KPMG has asked the British government to speak to the French government about a new proposal to make a legal separation of audit and consultancy. The plans would introduce a new financial security law to prevent accounting firms from providing consultancy services to their audit clients.
The Big Four firm claims that the planned legislation would undermine the EU’s efforts to create a single market in high quality business services.
The new proposals by the French, expected to be introduced in 2003, are a reaction to concerns over auditor independence being compromised, in light of business scandals in the US.
KPMG says it ‘believes that the French proposals are anti-competitive in that they will further restrict the choice available to large and global listed companies operating in France to those that do not have any international divisions or associated firms undertaking any non-audit work for that company anywhere in the world.’
The firm stressed that the new law has been partly driven by the country’s small accounting firms and their desire to restrict competition from the Big Four. The law might prevent audit firms from doing corporate finance, insolvency, legal and tax work for audit clients, as well as consulting services.

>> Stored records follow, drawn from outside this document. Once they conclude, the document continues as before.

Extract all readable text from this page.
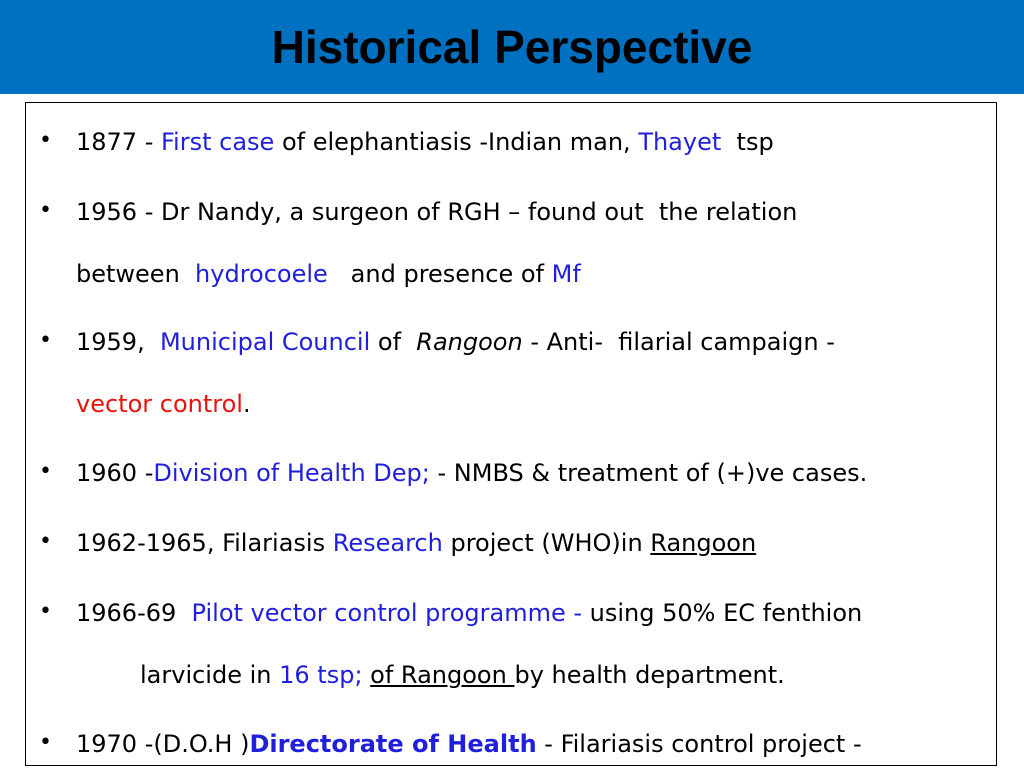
Historical Perspective
• 1877 - First case of elephantiasis -Indian man, Thayet  tsp
• 1956 - Dr Nandy, a surgeon of RGH – found out  the relation
between  hydrocoele   and presence of Mf
• 1959,  Municipal Council of  Rangoon - Anti-  filarial campaign -
vector control.
• 1960 -Division of Health Dep; - NMBS & treatment of (+)ve cases.
• 1962-1965, Filariasis Research project (WHO)in Rangoon
• 1966-69  Pilot vector control programme - using 50% EC fenthion
larvicide in 16 tsp; of Rangoon by health department.
• 1970 -(D.O.H )Directorate of Health - Filariasis control project -
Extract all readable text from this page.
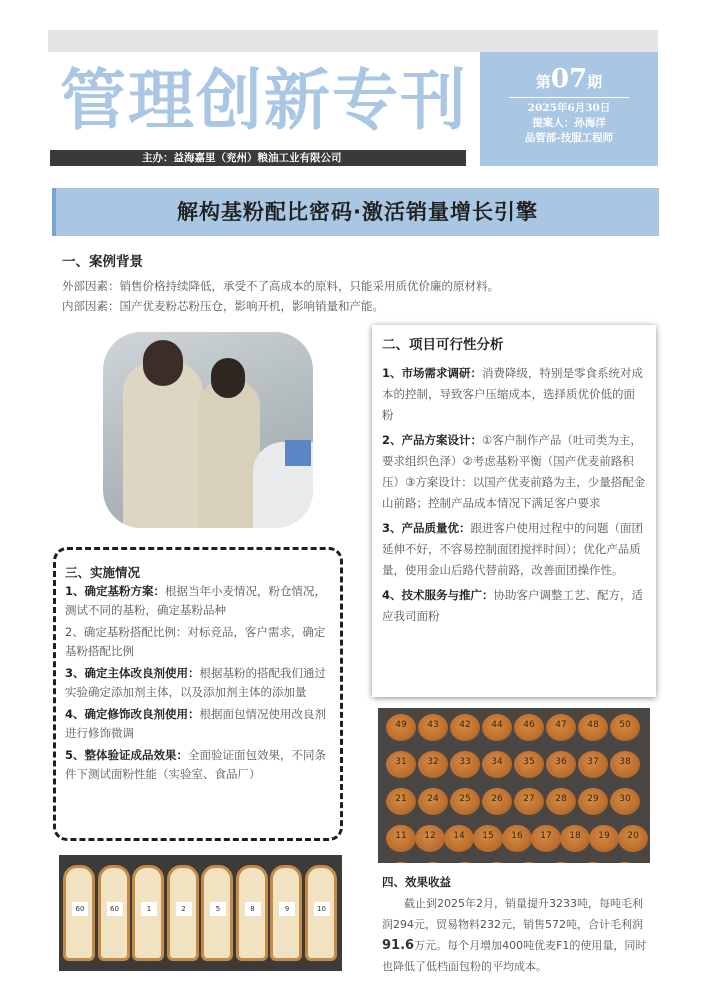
管理创新专刊
主办：益海嘉里（兖州）粮油工业有限公司
第07期
2025年6月30日
提案人：孙海洋
品管部-技服工程师
解构基粉配比密码·激活销量增长引擎
一、案例背景

外部因素：销售价格持续降低，承受不了高成本的原料，只能采用质优价廉的原材料。

内部因素：国产优麦粉芯粉压仓，影响开机，影响销量和产能。

二、项目可行性分析

1、市场需求调研：消费降级，特别是零食系统对成本的控制，导致客户压缩成本，选择质优价低的面粉

2、产品方案设计：①客户制作产品（吐司类为主，要求组织色泽）②考虑基粉平衡（国产优麦前路积压）③方案设计：以国产优麦前路为主，少量搭配金山前路；控制产品成本情况下满足客户要求

3、产品质量优：跟进客户使用过程中的问题（面团延伸不好，不容易控制面团搅拌时间）；优化产品质量，使用金山后路代替前路，改善面团操作性。

4、技术服务与推广：协助客户调整工艺、配方，适应我司面粉

三、实施情况

1、确定基粉方案：根据当年小麦情况，粉仓情况，测试不同的基粉，确定基粉品种

2、确定基粉搭配比例：对标竞品，客户需求，确定基粉搭配比例

3、确定主体改良剂使用：根据基粉的搭配我们通过实验确定添加剂主体，以及添加剂主体的添加量

4、确定修饰改良剂使用：根据面包情况使用改良剂进行修饰微调

5、整体验证成品效果：全面验证面包效果，不同条件下测试面粉性能（实验室、食品厂）

49	43	42	44	46	47	48	50
31	32	33	34	35	36	37	38
21	24	25	26	27	28	29	30
11	12	14	15	16	17	18	19	20
60	60	1	2	5	8	9	10
四、效果收益

截止到2025年2月，销量提升3233吨，每吨毛利润294元，贸易物料232元，销售572吨，合计毛利润91.6万元。每个月增加400吨优麦F1的使用量，同时也降低了低档面包粉的平均成本。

The restrictions could affect KPMG’s entire global network rather than just its French practice, and cover relationships with private companies as well as listed companies. The extra-territorial nature of the planned legislation means it could apply to foreign operations and subsidiaries of French companies.
France’s code of commerce already prohibits accounting firms from providing non audit work to its audit clients, but the rules have not been strictly enforced yet.
The Big Four firms are particularly worried about the impact of the French legislation on their income, as they rely heavily on providing non audit work to their audit clients.